You can go to the gym and work out every day, but if you can’t get along with others or have no friends you may be out of balance in some areas. Also, if you go to church every week or even several days a week, but you eat poorly and don’t move your body, you will be out of balance.

“Prevention is better than cure.” — Desiderius Erasmus

I once wrote an article about happiness being “something to do, someone to love and something to look forward to.” Those three elements are essential for feeling more solid or grounded in your life. In addition to that I would add caring for the vessel that determines your functionality. When you are not healthy in body, it can affect how you look at life and can sometimes feel defeating. That’s when you will rely on your other elements to get you through the rough patches or help you see your situation differently. If you aren’t cultivating a healthy mentality, you leave yourself open to negativity and self-sabotaging thoughts and actions.

“Health is the greatest gift, contentment the greatest wealth, faithfulness the best relationship.”
— Buddha

Integration of physical, social, mental, spiritual and emotional attributes is necessary to feel a real functional balance in life. Most of the time it is easier to prevent issues than it is to fix them. We tend not to focus on these elements as useful tools to more abundant living. We take our current health for granted. We eat what we want even if it makes us feel sluggish or bloated, or leads to some other negative outcome.

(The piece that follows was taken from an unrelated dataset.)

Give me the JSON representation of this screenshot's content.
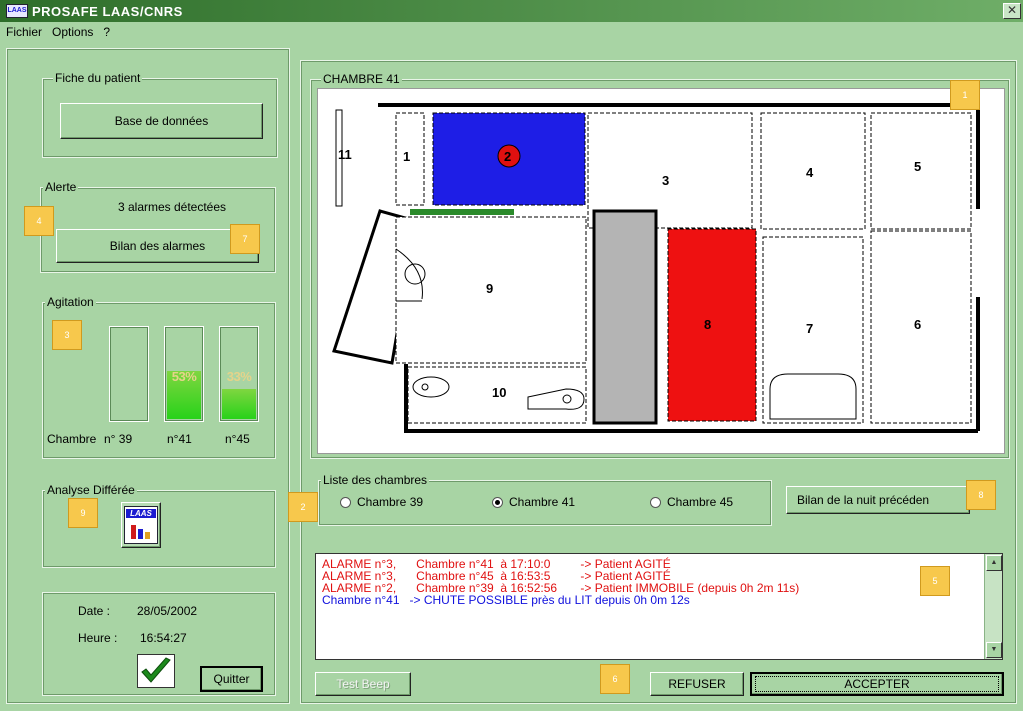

Many people don’t realize what a good, healthy condition of body and mind is because we are used to making do with what we have. We’ve managed to work, play and interact as we are, so much so that we can’t conceive what it would feel like to have a healthier body, or how it would feel to be less emotional and have a more balanced, stress-free state of mind. When we make changes in our diet or exercise routines, we begin to realize how much more energy we can have. Conversely, if something happens and we become ill or lose the ability to do something physically, we see how much we have taken for granted. Until we lose something valuable we can’t fully appreciate its worth.

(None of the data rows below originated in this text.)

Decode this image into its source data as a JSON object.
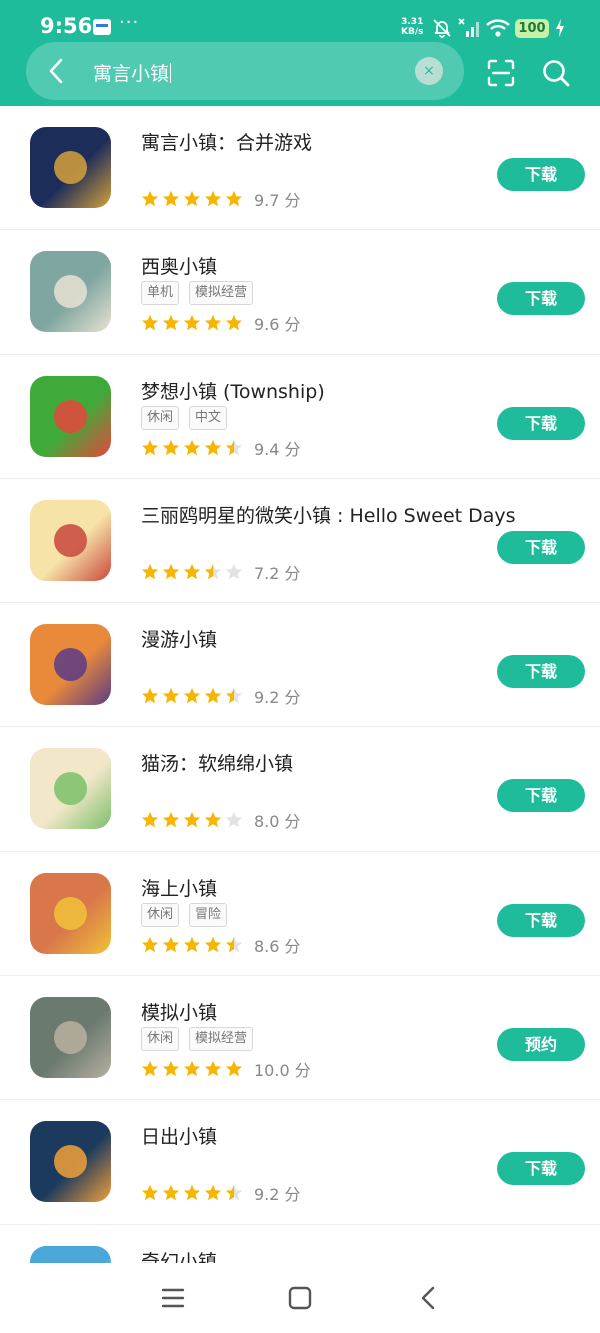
{
  "status_bar": {
    "time": "9:56",
    "dots": "···",
    "net_speed_value": "3.31",
    "net_speed_unit": "KB/s",
    "battery": "100"
  },
  "search": {
    "query": "寓言小镇",
    "clear_label": "×"
  },
  "apps": [
    {
      "name": "寓言小镇：合并游戏",
      "tags": [],
      "stars": 5,
      "score": "9.7 分",
      "action": "下载",
      "icon_color": "#1d2d5a",
      "icon_accent": "#d6a23c"
    },
    {
      "name": "西奥小镇",
      "tags": [
        "单机",
        "模拟经营"
      ],
      "stars": 5,
      "score": "9.6 分",
      "action": "下载",
      "icon_color": "#7fa6a0",
      "icon_accent": "#e9e2d2"
    },
    {
      "name": "梦想小镇 (Township)",
      "tags": [
        "休闲",
        "中文"
      ],
      "stars": 4.5,
      "score": "9.4 分",
      "action": "下载",
      "icon_color": "#3faa3a",
      "icon_accent": "#e8453c"
    },
    {
      "name": "三丽鸥明星的微笑小镇 : Hello Sweet Days",
      "tags": [],
      "stars": 3.5,
      "score": "7.2 分",
      "action": "下载",
      "icon_color": "#f6e3a8",
      "icon_accent": "#c9473d"
    },
    {
      "name": "漫游小镇",
      "tags": [],
      "stars": 4.5,
      "score": "9.2 分",
      "action": "下载",
      "icon_color": "#e98a3a",
      "icon_accent": "#5a3b86"
    },
    {
      "name": "猫汤：软绵绵小镇",
      "tags": [],
      "stars": 4,
      "score": "8.0 分",
      "action": "下载",
      "icon_color": "#f3e7c9",
      "icon_accent": "#7bbf6a"
    },
    {
      "name": "海上小镇",
      "tags": [
        "休闲",
        "冒险"
      ],
      "stars": 4.5,
      "score": "8.6 分",
      "action": "下载",
      "icon_color": "#d9774a",
      "icon_accent": "#f0c23a"
    },
    {
      "name": "模拟小镇",
      "tags": [
        "休闲",
        "模拟经营"
      ],
      "stars": 5,
      "score": "10.0 分",
      "action": "预约",
      "icon_color": "#6b7a6f",
      "icon_accent": "#b9b0a0"
    },
    {
      "name": "日出小镇",
      "tags": [],
      "stars": 4.5,
      "score": "9.2 分",
      "action": "下载",
      "icon_color": "#1c3a5e",
      "icon_accent": "#f1a13a"
    },
    {
      "name": "奇幻小镇",
      "tags": [],
      "stars": 0,
      "score": "",
      "action": "",
      "icon_color": "#4aa7d8",
      "icon_accent": "#f4f4f4"
    }
  ],
  "colors": {
    "accent": "#1fbc9c",
    "star_on": "#f7b500",
    "star_off": "#e2e2e2"
  }
}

“Time and health are two precious assets we don’t recognize and appreciate until we don’t have them.”
— Denis Waitley

Being intentional each day toward the mentioned tools for balanced living is necessary if you are to fully integrate each of them so they create the best balance of time, health, and living at a peak level.

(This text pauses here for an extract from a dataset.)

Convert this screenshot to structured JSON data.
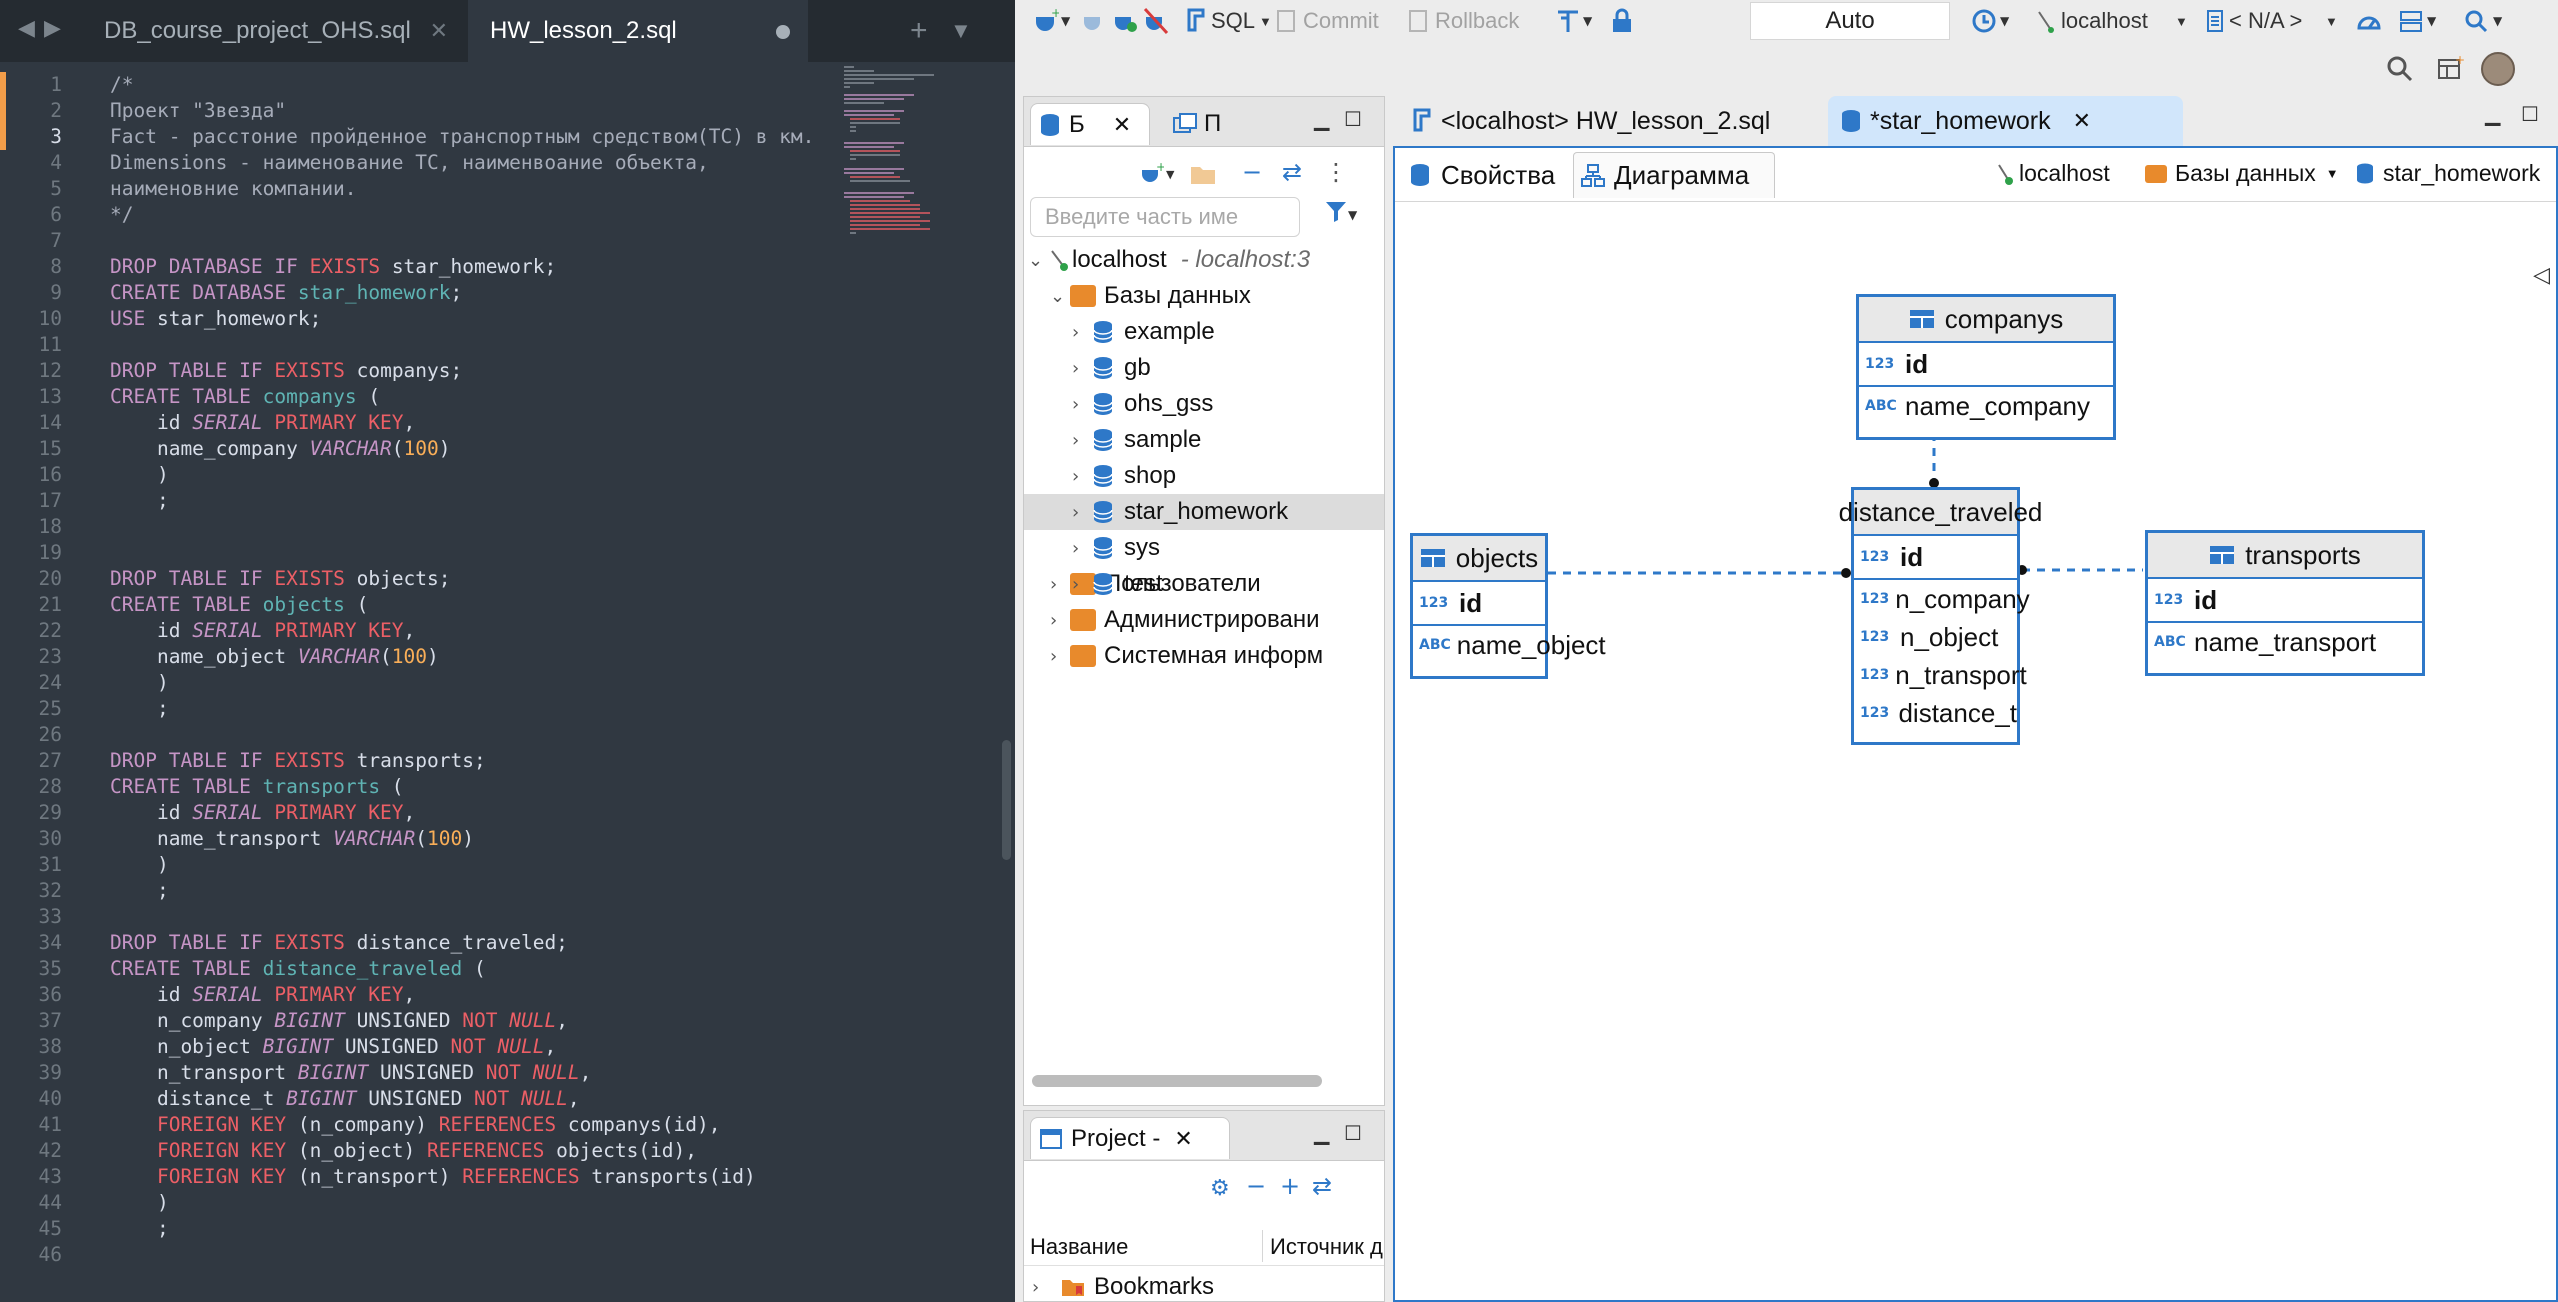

There’s been a lifestyle challenge going around called 75 Hard. It has 5 simple rules:

1. Choose a diet and follow it. (No cheat days and no alcohol)
2. Complete two 45-minute workouts each day (one has to be outside)
3. Drink a gallon of water every day
4. Read 10 pages of nonfiction (in the personal development category)
5. Take progress pictures

If you fail anything, you must start over. I love how this challenge affects your physical and mental discipline, expands your mind and increases sharing for social engagement. It doesn’t have a spiritual component, but I like how it has simple yet firm rules to follow. It’s a suggestion for a place to start if you are unsure of what kind of changes to make to move forward. There are lots of opportunities “out there” to get a guideline to lead to a game plan for being a healthier you! Use one as a springboard to finding a pathway to being a happier you, too.